In one short week, this is some of the wisdom that has come from USCIS.
1. A, from Las Vegas, is a long-term permanent resident. A’s ten-year green card is expiring next month. A went online to the USCIS website to file to renew the green card. A then took the receipt for $450 to the Las Vegas USCIS office with A’s passport so A could get A’s passport stamped with proof that A’s permanent resident status was not expiring, just A’s card. The officer told A that A could not apply for citizenship until A gets the new card, which A was told, would take about a year. Why would the information officer say such a stupid thing about not being able to apply for citizenship for a year and why does it take a year for USCIS to send a new green card to someone? Master Card will send you a new credit card in less than a week if you lose and they do not even charge you $450. If it is expiring, they send you a new one without your asking.
2. B, a United States citizen parent who was raised and lived abroad, immigrated a child, C, through a U.S. Consulate. Once C came across the border, admitted to the United States as a permanent resident, B took C to a post office and got C a U.S. passport. According to the Immigration and Nationality Act Section 320, a child (born after February 7, 1983) automatically becomes a citizen if the child as at least one U.S. citizen parent by birth or naturalization; is under 18 years of age, lives in the legal and physical custody of the U.S. citizen parent, and is a lawful permanent resident.
USCIS sent B a letter telling him that C needs to pay $165 for a green card to be made. B ignored the letter. B got a second one. B called the USCIS National Customer Service Center and told them about the letter and asked why a U.S. citizen would have to pay $165 for a green card. The officer angrily explained that a passport from the Department of State means nothing. If he did not pay they would have big trouble as C is not a citizen until USCIS says C is. Why does USCIS want $165 from U.S. citizens to make them green cards? Why would a USCIS information officer tell someone something as absurd as that a U.S. passport is not proof of citizenship?
3. D, who entered the United States without a visa as a child and was raised in this country married a U.S. citizen who served in the military. D called USCIS’s National Customer Service Center and asked how D could become a permanent resident. Ordinarily, a person cannot become a permanent resident while in the United States without having entered the country with inspection. D was told that because D entered without inspection, D could get a green card by applying for asylum and explaining D’s predicament. D did this and because D did not qualify for asylum – fearing persecution based on race, religion, nationality, political opinion, or social group – D was placed in removal proceedings. D then applied for “Parole in Place,” a USCIS policy that allows spouses of veterans to be deemed as having entered with inspection as a parolee so the person can adjust status. USCIS in San Diego refuses to issue the Parole in Place because D is in removal proceedings and that ICE needs to issue the parole document. Parole in Place is a USCIS program. ICE was not delegated the authority, USCIS was. The purpose is to make life easier for military families facing having to be separated because of an illegal entry. From what orifice did the San Diego office pull out the wisdom that ICE could issue Paroles in Place and that it was not available to people in removal proceedings – particularly those in proceedings because of USCIS’s own wrong advice?
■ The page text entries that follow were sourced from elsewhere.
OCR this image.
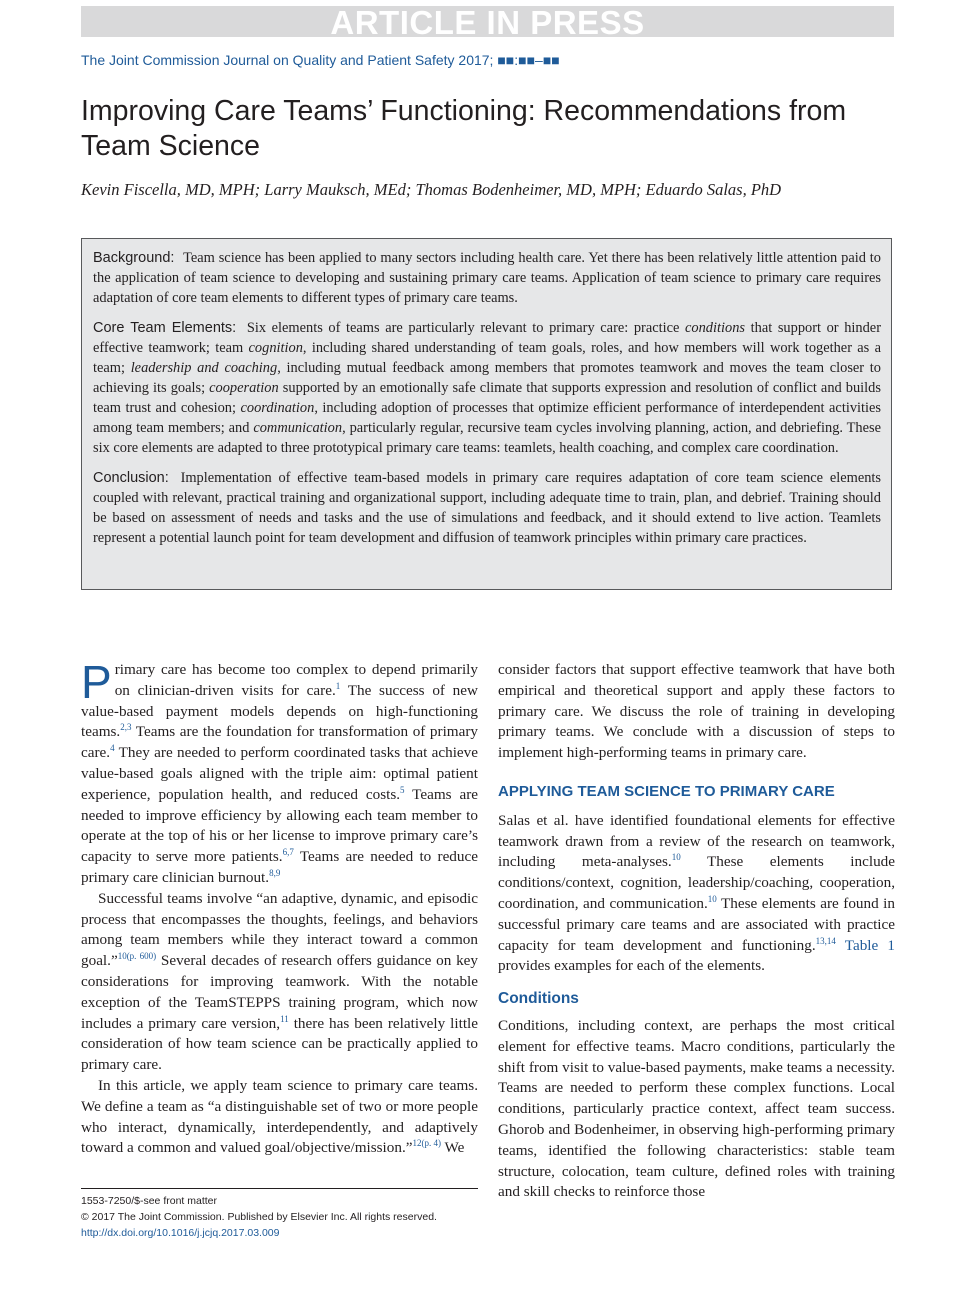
ARTICLE IN PRESS
The Joint Commission Journal on Quality and Patient Safety 2017; ■■:■■–■■
Improving Care Teams’ Functioning: Recommendations from Team Science
Kevin Fiscella, MD, MPH; Larry Mauksch, MEd; Thomas Bodenheimer, MD, MPH; Eduardo Salas, PhD

Background: Team science has been applied to many sectors including health care. Yet there has been relatively little attention paid to the application of team science to developing and sustaining primary care teams. Application of team science to primary care requires adaptation of core team elements to different types of primary care teams.

Core Team Elements: Six elements of teams are particularly relevant to primary care: practice conditions that support or hinder effective teamwork; team cognition, including shared understanding of team goals, roles, and how members will work together as a team; leadership and coaching, including mutual feedback among members that promotes teamwork and moves the team closer to achieving its goals; cooperation supported by an emotionally safe climate that supports expression and resolution of conflict and builds team trust and cohesion; coordination, including adoption of processes that optimize efficient performance of interdependent activities among team members; and communication, particularly regular, recursive team cycles involving planning, action, and debriefing. These six core elements are adapted to three prototypical primary care teams: teamlets, health coaching, and complex care coordination.

Conclusion: Implementation of effective team-based models in primary care requires adaptation of core team science elements coupled with relevant, practical training and organizational support, including adequate time to train, plan, and debrief. Training should be based on assessment of needs and tasks and the use of simulations and feedback, and it should extend to live action. Teamlets represent a potential launch point for team development and diffusion of teamwork principles within primary care practices.

Primary care has become too complex to depend primarily on clinician-driven visits for care.$^1$ The success of new value-based payment models depends on high-functioning teams.$^{2,3}$ Teams are the foundation for transformation of primary care.$^4$ They are needed to perform coordinated tasks that achieve value-based goals aligned with the triple aim: optimal patient experience, population health, and reduced costs.$^5$ Teams are needed to improve efficiency by allowing each team member to operate at the top of his or her license to improve primary care’s capacity to serve more patients.$^{6,7}$ Teams are needed to reduce primary care clinician burnout.$^{8,9}$

Successful teams involve “an adaptive, dynamic, and episodic process that encompasses the thoughts, feelings, and behaviors among team members while they interact toward a common goal.”$^{10(p. 600)}$ Several decades of research offers guidance on key considerations for improving teamwork. With the notable exception of the TeamSTEPPS training program, which now includes a primary care version,$^{11}$ there has been relatively little consideration of how team science can be practically applied to primary care.

In this article, we apply team science to primary care teams. We define a team as “a distinguishable set of two or more people who interact, dynamically, interdependently, and adaptively toward a common and valued goal/objective/mission.”$^{12(p. 4)}$ We

consider factors that support effective teamwork that have both empirical and theoretical support and apply these factors to primary care. We discuss the role of training in developing primary teams. We conclude with a discussion of steps to implement high-performing teams in primary care.

APPLYING TEAM SCIENCE TO PRIMARY CARE

Salas et al. have identified foundational elements for effective teamwork drawn from a review of the research on teamwork, including meta-analyses.$^{10}$ These elements include conditions/context, cognition, leadership/coaching, cooperation, coordination, and communication.$^{10}$ These elements are found in successful primary care teams and are associated with practice capacity for team development and functioning.$^{13,14}$ Table 1 provides examples for each of the elements.

Conditions

Conditions, including context, are perhaps the most critical element for effective teams. Macro conditions, particularly the shift from visit to value-based payments, make teams a necessity. Teams are needed to perform these complex functions. Local conditions, particularly practice context, affect team success. Ghorob and Bodenheimer, in observing high-performing primary teams, identified the following characteristics: stable team structure, colocation, team culture, defined roles with training and skill checks to reinforce those

1553-7250/$-see front matter
© 2017 The Joint Commission. Published by Elsevier Inc. All rights reserved.
http://dx.doi.org/10.1016/j.jcjq.2017.03.009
4. E petitioned USCIS to remove the condition on E’s residence on Form I-751. The USCIS in Laguna Niguel asked for a piece of paper. E sent it and post office tracking and return receipt shows USCIS received it long before the deadline it set. Then USCIS sent a letter saying it did not receive the piece of paper and was denying the petition. The denial letter explained that E could file a form and pay $680 if E wanted Laguna Niguel to reconsider the denial. E went to the San Diego local office and asked how it could be that if E sent the paper on time and it was received on time, E was denied and E had to file a reconsideration form and pay $680 to fix USCIS’s obvious mistake. The San Diego officer agreed with E and told E all E needed to do was write a letter explaining the situation to Laguna Niguel and everything would be alright. E immediately did. E got the letter back telling E that E’s request for reconsideration was rejected because E did not include the $680 fee and the appropriate form. E immediately sent the form and fee – but by then the deadline for filing the reconsideration request had passed. In the meantime, USCIS placed E in removal proceedings incurring more stress and more expense. Why would the San Diego office tell E not to file the form and fee? And why, after the San Diego office was alerted to its mistake (by me), is it powerless to intercede on E’s behalf? Will USCIS accept the late reconsideration request? Will it act on it in a timely manner?
The advice USCIS provides to the public can be wrong and hugely damaging. Its self-monitoring of its information officers is abysmal. How can it tell people to apply for asylum when they shouldn’t, tell people not submit forms and fees, insist that citizens pay for permanent residence cards, and make up naturalization requirements? And why can’t USCIS straighten out the messes IT creates for people? Is this any way to run an immigration system? You bet it’s not. Posted June 29, 2014.